Di bawah ini adalah tips diet sehat ketika puasa untuk mencegah kegemukan sekaligus untuk menjaga asupan gizi yang masuk dalam badan :
- Jangan berbuka eksklusif dengan yang manis-manis - Maksudnya hindari mengonsumsi makanan yang manis dengan kadar Glycemic Index yang tinggi ketika berbuka. Selain itu konsumsi makanan manis ketika kondisi perut kita masih kosong juga bisa memicu respon insulin yang tinggi , karenanya itu bisa bereaksi menyimpan makanan sebagai lemak.
- Hindari porsi besar ketika buka puasa - Jadi ketika berbuka puasa jangan eksklusif makan hidangan dalam porsi yang besar , sebaiknya dimulai dengan makanan ringan dahulu barulah setelah sholat maghrib bisa makan besar namun dengan memilih makanan yang mengandung banyak serat dan protein. Perlu kita tahu bahwa makan berlebihan bisa menjadikan ketidaknyamanan pada lambung serta dapat mengganggu pencernaan.
- Air putih | Karbohidrat kompleks dan multivitamin - Berbuka puasa dengan mengonsumsi air putih , kemudian anda bisa mengonsumsi buah kurma yang bebas komplemen secukupnya. Nah , setelah sholat maghrib gres makan besar yang kaya karbohidrat kompleks (kacang hijau , nasi merah , ubi , roti gandum) , protein (ikan , tahu , tempe , dada ayam) dan sayuran hijau. Jika sudah maka anda bisa mengonsumsi suplemen mulitivitamin dan juga mineral untuk kembali meningkatkan ketahanan tubuh.
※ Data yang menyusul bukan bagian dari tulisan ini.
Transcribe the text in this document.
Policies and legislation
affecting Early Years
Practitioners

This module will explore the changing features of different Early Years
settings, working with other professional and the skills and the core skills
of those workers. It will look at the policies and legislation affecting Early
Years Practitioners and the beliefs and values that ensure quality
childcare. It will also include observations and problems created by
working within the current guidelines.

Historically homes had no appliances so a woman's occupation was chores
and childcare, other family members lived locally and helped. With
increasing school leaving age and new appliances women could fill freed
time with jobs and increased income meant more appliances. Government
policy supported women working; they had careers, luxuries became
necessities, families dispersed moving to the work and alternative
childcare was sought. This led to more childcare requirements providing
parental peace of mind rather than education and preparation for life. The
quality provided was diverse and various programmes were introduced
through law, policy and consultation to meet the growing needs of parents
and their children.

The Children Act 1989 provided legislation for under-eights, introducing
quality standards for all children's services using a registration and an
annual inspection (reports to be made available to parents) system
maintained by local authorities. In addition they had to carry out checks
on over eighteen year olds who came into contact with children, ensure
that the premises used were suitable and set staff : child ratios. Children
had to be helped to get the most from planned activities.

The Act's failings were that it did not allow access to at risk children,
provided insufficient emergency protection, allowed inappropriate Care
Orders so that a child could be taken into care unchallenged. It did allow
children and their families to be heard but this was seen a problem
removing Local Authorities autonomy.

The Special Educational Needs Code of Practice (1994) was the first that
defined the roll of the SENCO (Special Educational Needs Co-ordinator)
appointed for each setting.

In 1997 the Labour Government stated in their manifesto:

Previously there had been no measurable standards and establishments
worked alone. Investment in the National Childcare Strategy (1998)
- Jangan mengonsumsi minuman bersoda - Jadi hindari minuman hambar bersoda ataupun es yang dicampur dengan soda lainnya untuk berbuka. Sebab minuman bersoda cuma bisa memperlihatkan rasa kenyang tanpa adanya gizi sama sekali , selain itu juga soda mengandung berbagai kalori dan komplemen buatan yang kurang baik bagi badan kita apalagi jikalau sedang menjalankan diet sehat.
- Makan lagi setelah olahraga - Kita bisa berolahraga (fitness) setelah tarawih untuk memperabukan lemak yang ada di tubuh. Kaprikornus setelah olahraga tersebut anda bisa kembali makan ibarat buah kurma dan pastikan anda juga minum air mineral dalam jumlah yang cukup. Ada pula camilah sehat yang bisa menjadi pilihan anda ibarat kacang kulit ataupun kacang sangrai.
- Makanan sahur yang berserat namun tidak berlemak - Saat makan sahur konsumsilah makanan-makanan yang tidak berlemak , tinggi karbohidrat kompleks , protein yang cukup serta konsumsi sayuran dan buah yang kaya serat.
- Hindari kebiasaan tidur setelah sahur - Mengapa demikian? alasannya ini bisa menjadikan penimbunan lemak jawaban tidak adanya acara yang kita lakukan.
- Kurangi MSG , garam dan bumbu penyedap - Nah , ini tips terakhir yang mana sebaiknya kita bisa mengurangi penggunaan garam pada makanan yang berlebihan , MSG maupun bumbu dapur lainnya. Hal ini selain bisa menjadikan kita mudah haus juga bisa berakibat buruk bagi kesehatan kita.
Jadi bagi anda yang ingin memiliki badan yang langsing , maka anda juga harus menjalankan diet sehat ketika bulan puasa. Sebab hasil yang akan di dapatkan tentunya juga akan lebih optimal.